Um estudo realizado por pesquisadores brasileiros indica que as crianças afetadas pelo zika vírus podem desenvolver ao longo da vida transtornos neurológicas, distúrbios de comportamento, como esquizofrenia e autismo, problemas de memória e consequências motoras, tanto em crianças com microcefalia quanto as crianças que não apresentaram a doença. Segundo o Science Daily, os resultados, publicados nesta quarta-feira no periódico Science Translational Medicine, indicaram os camundongos avaliados ainda tinham o vírus da zika no cérebro mesmo depois de chegarem a vida adulta.
Zika Vírus
O zika é um arbovírus, ou seja, sua transmissão ocorre principalmente através de mosquitos, em especial pelo Aedes aegypti, mas também pode ser adquirido através do contato sexual e pela transfusão de sangue. Quando se manifesta em adultos, os sintomas duram alguns dias e são leves, como erupções cutâneas, conjuntivite, artralgia e febre leve.
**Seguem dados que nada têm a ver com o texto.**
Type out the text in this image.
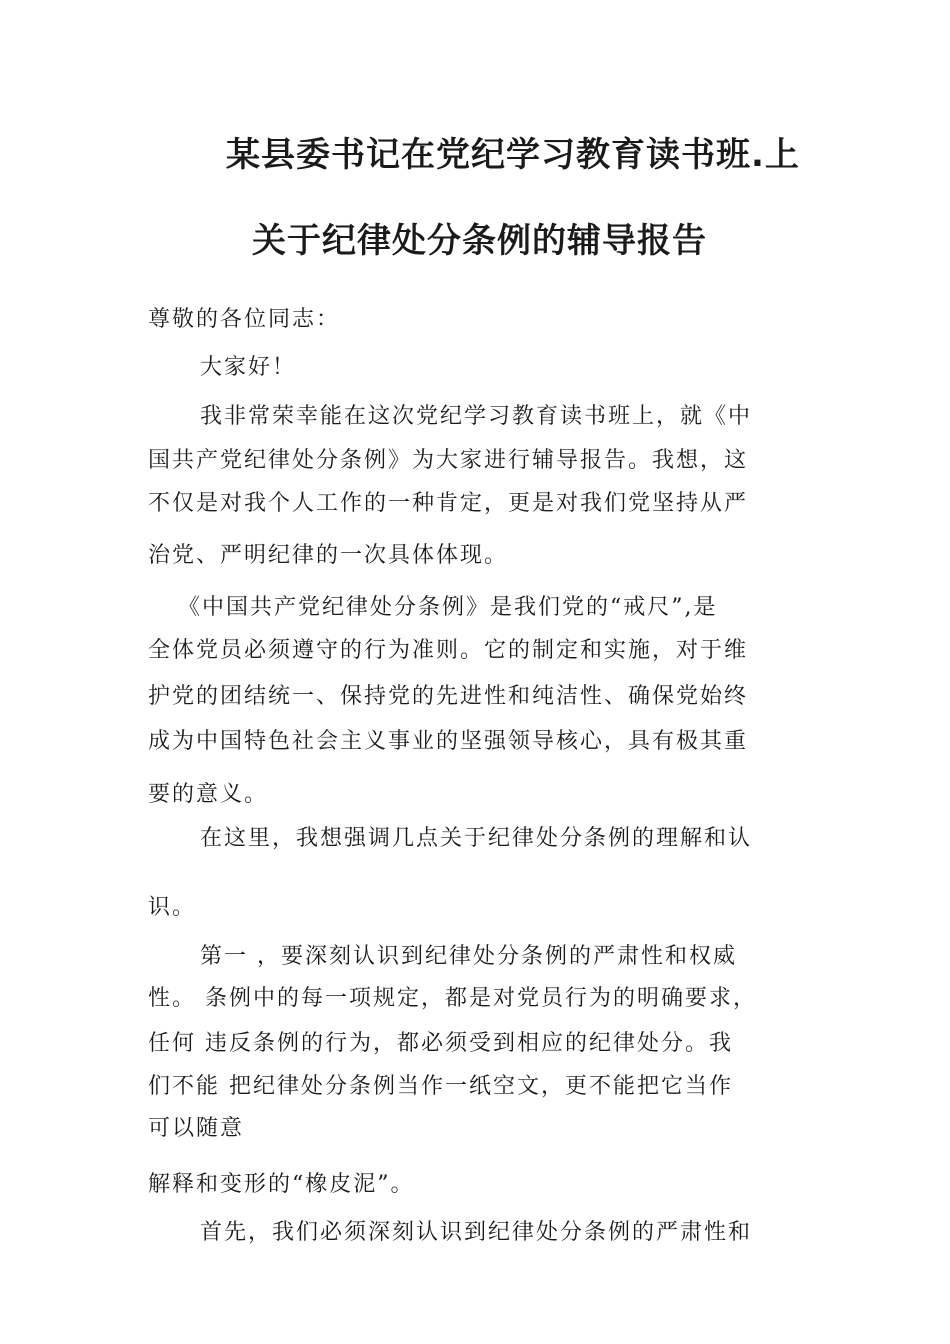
某县委书记在党纪学习教育读书班.上
关于纪律处分条例的辅导报告

尊敬的各位同志：

大家好！

我非常荣幸能在这次党纪学习教育读书班上，就《中

国共产党纪律处分条例》为大家进行辅导报告。我想，这

不仅是对我个人工作的一种肯定，更是对我们党坚持从严

治党、严明纪律的一次具体体现。

《中国共产党纪律处分条例》是我们党的“戒尺”,是

全体党员必须遵守的行为准则。它的制定和实施，对于维

护党的团结统一、保持党的先进性和纯洁性、确保党始终

成为中国特色社会主义事业的坚强领导核心，具有极其重

要的意义。

在这里，我想强调几点关于纪律处分条例的理解和认

识。

第一 ，要深刻认识到纪律处分条例的严肃性和权威

性。 条例中的每一项规定，都是对党员行为的明确要求，

任何 违反条例的行为，都必须受到相应的纪律处分。我

们不能 把纪律处分条例当作一纸空文，更不能把它当作

可以随意

解释和变形的“橡皮泥”。

首先，我们必须深刻认识到纪律处分条例的严肃性和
No entanto, o surto de 2015 no Brasil demonstrou pela primeira vez que a infecção por esse vírus pode ter consequências devastadoras para mulheres grávidas e seus fetos. Durante a epidemia, foi possível perceber a conexão entre a microcefalia e infecção pelo zika durante a gravidez, embora os cientistas afirmem que apenas 10% das crianças infectadas desenvolvam a doença. Também ficou claro que mesmo os bebês nascidos sem microcefalia podem desenvolver sintomas associados à infecção.
Apesar disso, a comunidade médica não era capaz de prever as consequências a longo prazo para essas crianças. Por isso, os cientistas da Universidade Federal do Rio de Janeiro (UFRJ) decidiram realizar um estudo sobre o assunto. A pesquisa demonstrou que vários sintomas da doença não são superados na vida adulta, como é o caso da perda de peso, dos déficits cognitivos e da função motora comprometida.
Consequências futuras
Usando ratos infectados com o vírus zika logo após o nascimento, a equipe de pesquisa percebeu que a memória e a sociabilidade dos animais adultos também foram afetadas, o que pode estar ligado a observações feitas por outros pesquisadores de que a exposição viral pouco antes ou após o nascimento pode estar associada ao desenvolvimento tardio do autismo e da esquizofrenia.
Outra análise indicou que, assim como os bebês expostos à doença ainda no útero da mãe, os ratos jovens também tinham convulsões espontâneas. Enquanto a maioria dos camundongos não sofreu convulsões logo após o nascimento, 65% deles tiveram no nono dia após a infecção; e 90% dos ratos apresentaram episódios de convulsão no dia 12. No entanto, ao atingir a idade adulta, eles não tiveram mais convulsões, exceto quando expostos a produtos químicos, indicando que, embora as convulsões espontâneas possam ter sido resolvidas à medida que os animais envelheciam, os danos causados ao cérebro eram permanentes.
Replicação viral
De acordo com os resultados, o tempo de convulsão acontece seguindo o tempo de replicação do vírus no cérebro do rato, significando que o problema podem ser uma resposta do corpo à atividade do vírus. A investigação apontou ainda que a replicação no cérebro continuou acontecendo depois que os animais atingiram a idade adulta, embora a maioria dos sintomas tivessem sido resolvidos.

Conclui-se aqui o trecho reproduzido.